Background - Physical activity decreases during childhood and adolescence, and physical activity levels are significantly lower in females than males, particularly during adolescence. Schools are attractive settings in which to implement interventions designed to promote physical activity in girls and young women, but few studies have tested the sustained effects of such interventions.
Design - Cross-sectional. Data were collected in 2002-2003 and analyzed in 2006-2007.
Setting/Participants - 1594 adolescent girls in 22 high schools.

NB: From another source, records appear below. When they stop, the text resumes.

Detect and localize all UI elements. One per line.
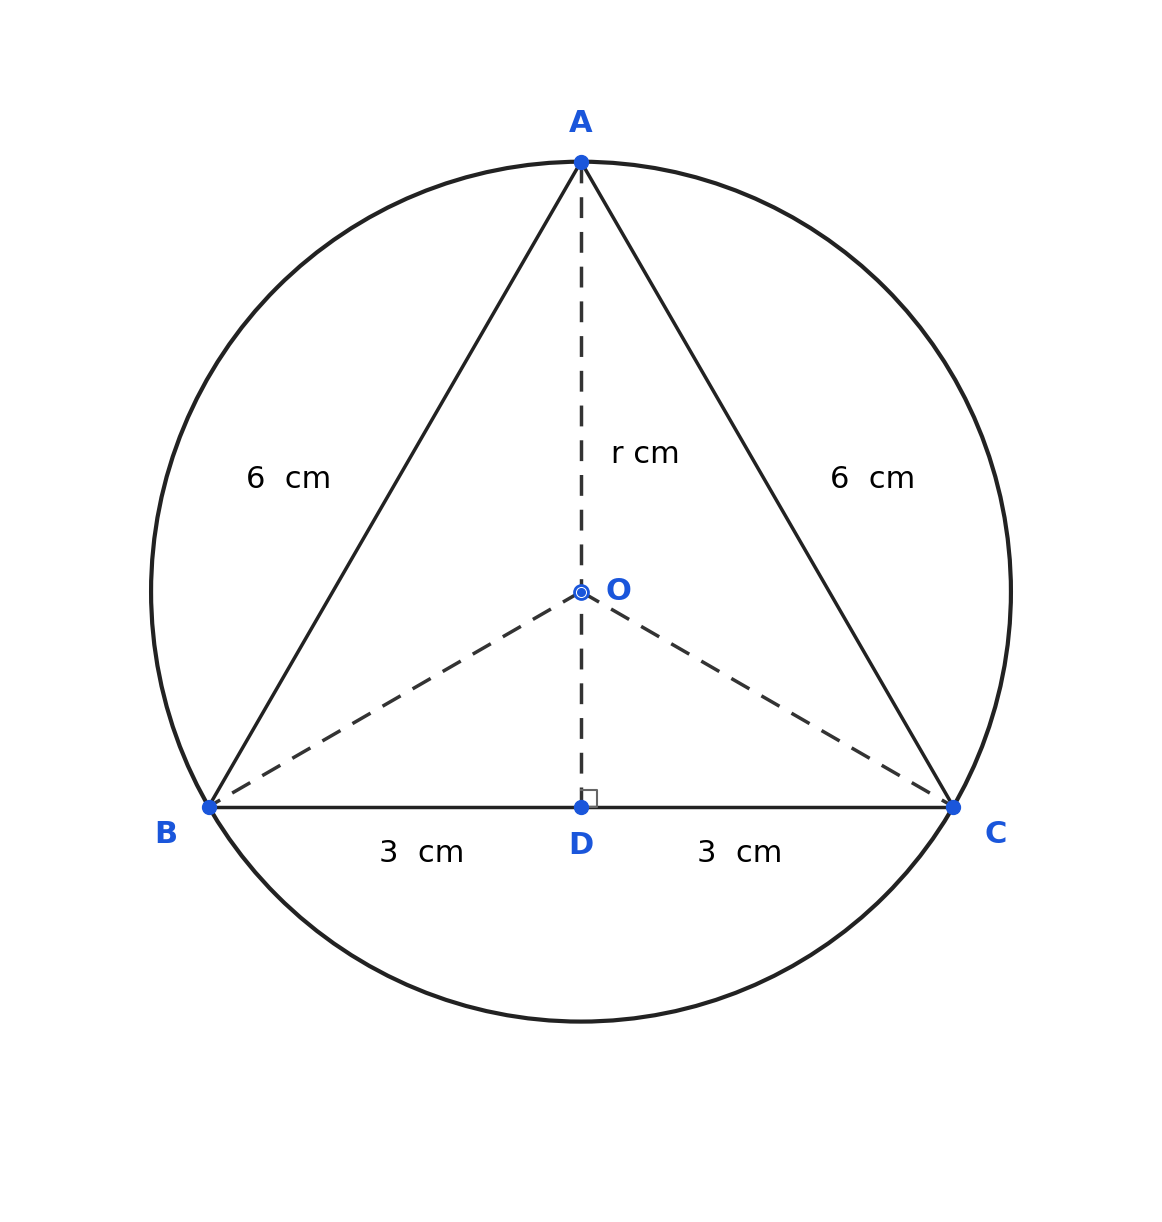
Text: r cm: r cm xyxy=(611,440,680,468)
Text: 3  cm: 3 cm xyxy=(379,838,465,868)
Text: C: C xyxy=(984,820,1006,849)
Text: 6  cm: 6 cm xyxy=(831,466,916,495)
Text: D: D xyxy=(568,831,594,860)
Text: 3  cm: 3 cm xyxy=(697,838,783,868)
Text: 6  cm: 6 cm xyxy=(246,466,331,495)
Text: O: O xyxy=(605,577,631,606)
Text: A: A xyxy=(569,109,593,138)
Text: B: B xyxy=(155,820,178,849)
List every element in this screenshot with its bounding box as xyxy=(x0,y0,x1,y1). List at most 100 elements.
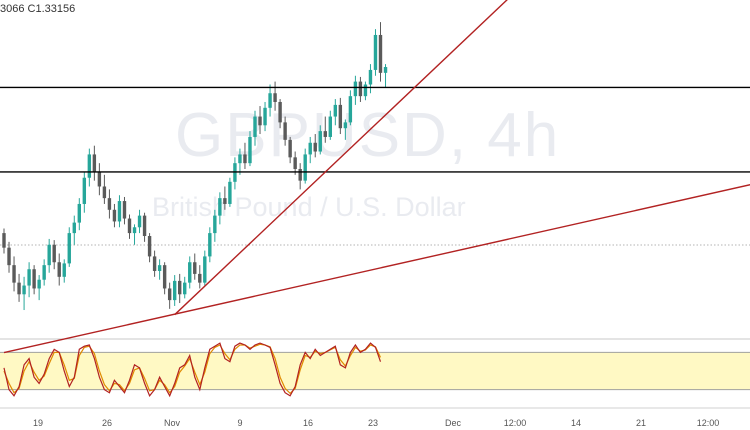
candle-body xyxy=(378,34,383,73)
candle xyxy=(338,97,343,135)
candle-body xyxy=(132,227,137,234)
candle xyxy=(263,101,267,132)
candle xyxy=(97,163,102,196)
candle-body xyxy=(253,116,257,137)
candle-body xyxy=(353,81,358,97)
candle-body xyxy=(338,104,343,129)
candle xyxy=(87,148,92,187)
candle xyxy=(323,116,327,143)
candle xyxy=(162,262,167,295)
candle xyxy=(42,259,46,286)
candle xyxy=(238,148,242,175)
candle-body xyxy=(223,198,227,204)
candle-body xyxy=(238,154,242,164)
candle xyxy=(368,64,373,94)
candle-body xyxy=(318,131,322,152)
candle-body xyxy=(22,285,26,295)
candle xyxy=(107,189,112,219)
candle-body xyxy=(178,280,182,295)
candle xyxy=(198,265,202,289)
candle-body xyxy=(313,142,317,152)
candle-body xyxy=(363,84,368,97)
time-axis-label: 21 xyxy=(636,418,646,428)
candle-body xyxy=(52,244,56,263)
candle-body xyxy=(368,69,373,85)
candle xyxy=(183,276,187,299)
candle-body xyxy=(343,122,348,129)
time-axis-label: 19 xyxy=(33,418,43,428)
candle xyxy=(147,233,152,263)
candle-body xyxy=(42,265,46,280)
candle-body xyxy=(47,244,51,266)
candle-body xyxy=(188,262,192,283)
candle xyxy=(218,192,222,225)
time-axis-label: 14 xyxy=(571,418,581,428)
candle-body xyxy=(137,215,142,228)
candle xyxy=(233,157,237,190)
candle-body xyxy=(152,256,157,271)
candle-body xyxy=(32,269,36,289)
candle-body xyxy=(92,154,97,172)
candle xyxy=(378,22,383,82)
candle-body xyxy=(72,222,76,234)
time-axis-label: 23 xyxy=(368,418,378,428)
candle-body xyxy=(348,96,353,123)
candle xyxy=(283,116,287,146)
candle-body xyxy=(142,215,147,237)
candle xyxy=(82,171,87,213)
stochastic-k-line xyxy=(3,342,382,398)
candle xyxy=(208,227,212,263)
candle-body xyxy=(328,116,332,137)
candle-body xyxy=(112,209,117,222)
candle xyxy=(27,262,31,298)
candle xyxy=(373,29,378,76)
candle xyxy=(188,256,192,289)
candle xyxy=(253,110,257,146)
candle-body xyxy=(57,262,61,277)
candle-body xyxy=(7,247,11,266)
trendline xyxy=(174,0,508,316)
candle xyxy=(273,81,277,111)
oscillator-lines xyxy=(3,342,382,398)
candle-body xyxy=(157,265,162,271)
candles xyxy=(2,22,388,311)
candle xyxy=(52,240,56,270)
trendlines xyxy=(3,0,750,354)
horizontal-levels xyxy=(0,86,750,173)
candle xyxy=(112,203,117,228)
candle xyxy=(77,198,81,231)
candle-body xyxy=(193,262,197,274)
candle xyxy=(167,282,172,309)
candle-body xyxy=(243,154,247,164)
candle-body xyxy=(162,265,167,289)
candle xyxy=(117,195,122,228)
candle-body xyxy=(12,265,16,283)
candle-body xyxy=(167,288,172,301)
candle-body xyxy=(218,198,222,216)
candle-body xyxy=(208,233,212,257)
candle-body xyxy=(122,201,127,219)
candle xyxy=(318,125,322,155)
candle xyxy=(258,106,262,135)
candle xyxy=(223,186,227,210)
candle xyxy=(37,275,41,301)
candle-body xyxy=(67,233,71,264)
candle xyxy=(228,177,232,207)
candle xyxy=(288,136,292,164)
candle xyxy=(313,134,317,158)
candle xyxy=(152,250,157,277)
time-axis: 19 26 Nov 9 16 23 Dec 12:00 14 21 12:00 xyxy=(33,418,719,428)
candle xyxy=(293,151,297,175)
candle xyxy=(102,174,107,204)
candle xyxy=(243,142,247,169)
candle xyxy=(127,214,132,239)
candle xyxy=(298,163,302,190)
candle xyxy=(203,250,207,286)
candle xyxy=(213,209,217,242)
candle-body xyxy=(263,107,267,126)
candle xyxy=(333,99,338,126)
candle xyxy=(363,81,368,101)
time-axis-label: 12:00 xyxy=(504,418,527,428)
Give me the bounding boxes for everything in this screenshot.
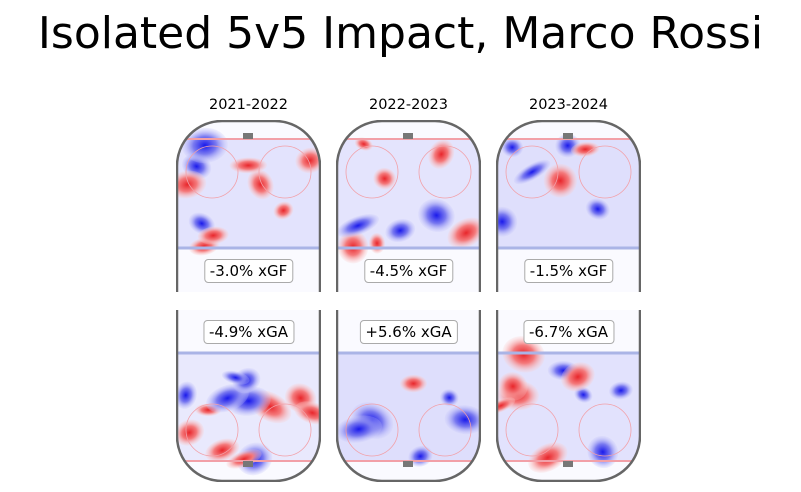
positive-density-blob bbox=[497, 397, 516, 414]
rink-panel-xgf-2: -4.5% xGF bbox=[335, 119, 482, 292]
negative-density-blob bbox=[513, 159, 551, 185]
negative-density-blob bbox=[585, 198, 610, 220]
rink-panel-xgf-1: -3.0% xGF bbox=[175, 119, 322, 292]
positive-density-blob bbox=[447, 217, 480, 249]
negative-density-blob bbox=[440, 389, 459, 407]
impact-label: -3.0% xGF bbox=[203, 259, 294, 283]
negative-density-blob bbox=[418, 198, 455, 233]
rink-panel-xgf-3: -1.5% xGF bbox=[495, 119, 642, 292]
negative-density-blob bbox=[221, 370, 250, 385]
positive-density-blob bbox=[354, 137, 373, 151]
negative-density-blob bbox=[385, 218, 416, 243]
positive-density-blob bbox=[273, 201, 294, 220]
positive-density-blob bbox=[229, 157, 268, 174]
negative-density-blob bbox=[177, 381, 197, 409]
positive-density-blob bbox=[561, 362, 595, 392]
season-label: 2023-2024 bbox=[528, 97, 609, 113]
positive-density-blob bbox=[247, 169, 274, 200]
positive-density-blob bbox=[399, 374, 427, 393]
impact-label: -1.5% xGF bbox=[523, 259, 614, 283]
rink-panel-xga-2: +5.6% xGA bbox=[335, 310, 482, 483]
impact-label: -6.7% xGA bbox=[522, 320, 615, 344]
figure-title: Isolated 5v5 Impact, Marco Rossi bbox=[37, 8, 764, 59]
positive-density-blob bbox=[294, 401, 320, 425]
positive-density-blob bbox=[428, 139, 455, 169]
negative-density-blob bbox=[497, 206, 518, 237]
positive-density-blob bbox=[570, 141, 600, 157]
season-label: 2021-2022 bbox=[208, 97, 289, 113]
positive-density-blob bbox=[498, 372, 528, 401]
positive-density-blob bbox=[226, 449, 262, 469]
positive-density-blob bbox=[177, 419, 205, 446]
impact-label: -4.5% xGF bbox=[363, 259, 454, 283]
rink-panel-xga-1: -4.9% xGA bbox=[175, 310, 322, 483]
positive-density-blob bbox=[197, 226, 229, 245]
impact-label: +5.6% xGA bbox=[359, 320, 458, 344]
negative-density-blob bbox=[609, 381, 633, 400]
rink-panel-xga-3: -6.7% xGA bbox=[495, 310, 642, 483]
positive-density-blob bbox=[373, 167, 397, 190]
impact-label: -4.9% xGA bbox=[202, 320, 295, 344]
season-label: 2022-2023 bbox=[368, 97, 449, 113]
negative-density-blob bbox=[501, 137, 524, 158]
negative-density-blob bbox=[444, 405, 480, 435]
negative-density-blob bbox=[337, 213, 380, 238]
positive-density-blob bbox=[528, 442, 568, 473]
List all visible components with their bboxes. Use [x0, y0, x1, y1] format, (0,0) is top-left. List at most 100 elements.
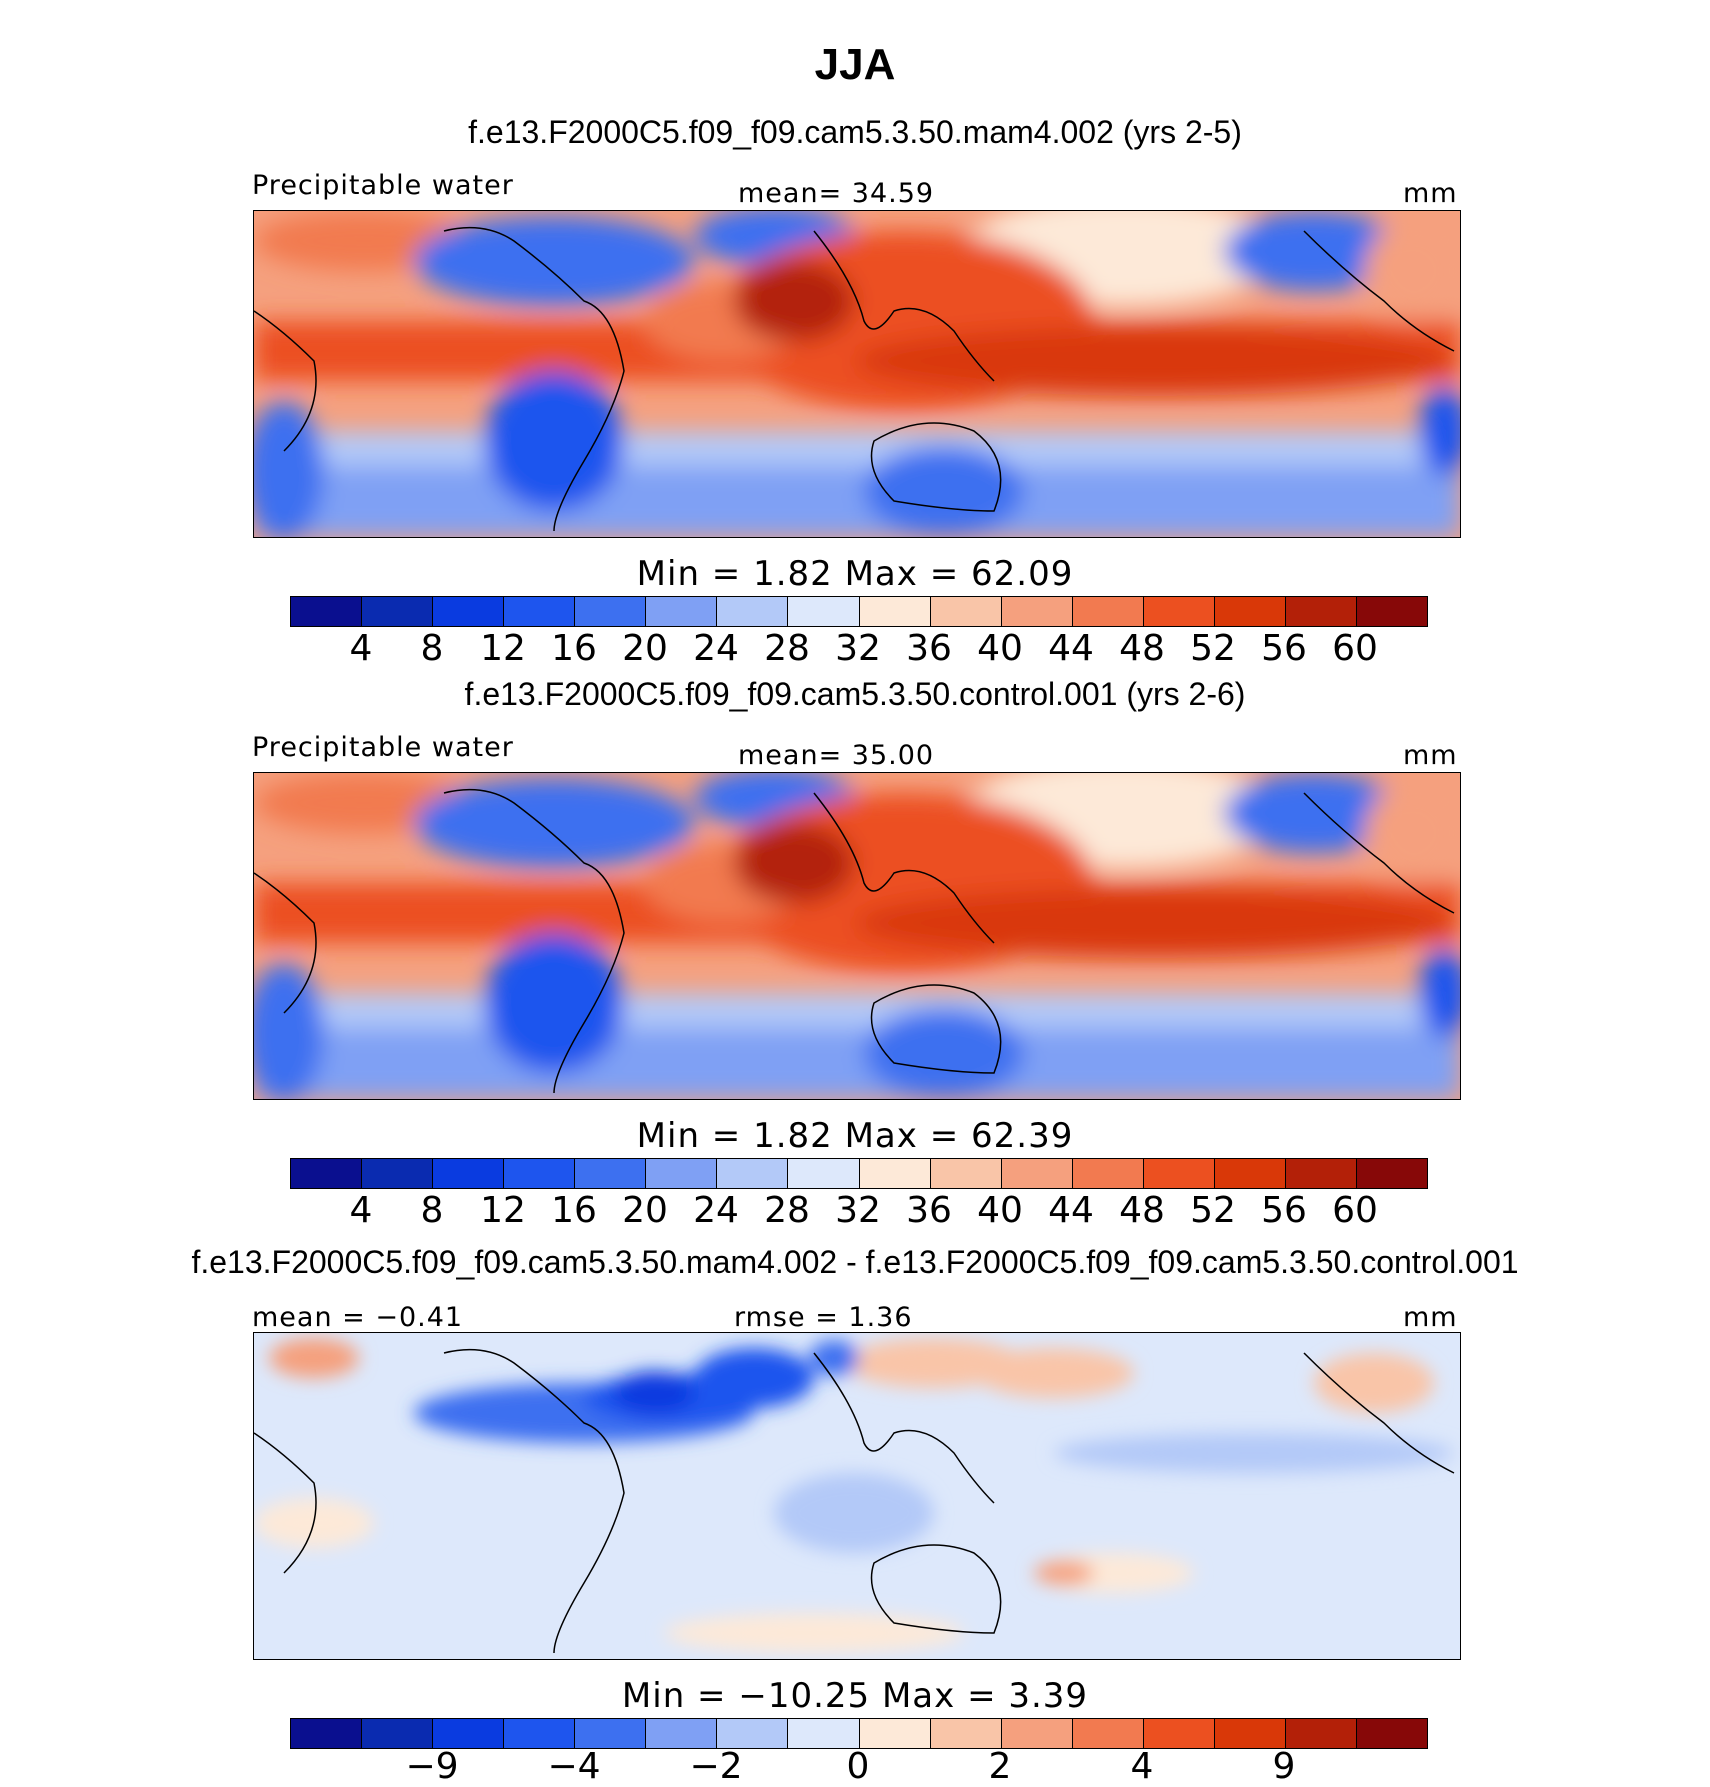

Intervention - The intervention, Lifestyle Education for Activity Program (LEAP), was designed to increase physical activity in 9th grade girls through two channels: changes in institutional practices and changes in the school environment. This study (LEAP 2) examined the extent to which effects of the intervention were maintained when the girls were in 12th grade.
Main Outcome Measures - Number of 30-minute blocks per day of vigorous physical activity.
Results - Girls in the intervention schools that most fully implemented and maintained the intervention were more likely than girls in the other schools to participate in an average of one or more blocks of vigorous physical activity per day (p=0.04; OR=1.49; 95% CI=1.01, 2.20).
Conclusions - A comprehensive physical activity intervention that is fully implemented and maintained can increase participation in vigorous physical activity by high school girls.
Postprint version. Published in American Journal of Preventive Medicine, Volume 33, Issue 4, 2007, pages 276-280.
Pate, R. R., Saunders, R., Dishman, R. K., Addy, C., Dowda, M., & Ward, D. S. (2007). Long-term effects of physical activity intervention in high school girls. American Journal of Preventive Medicine, 33(4), 276-280.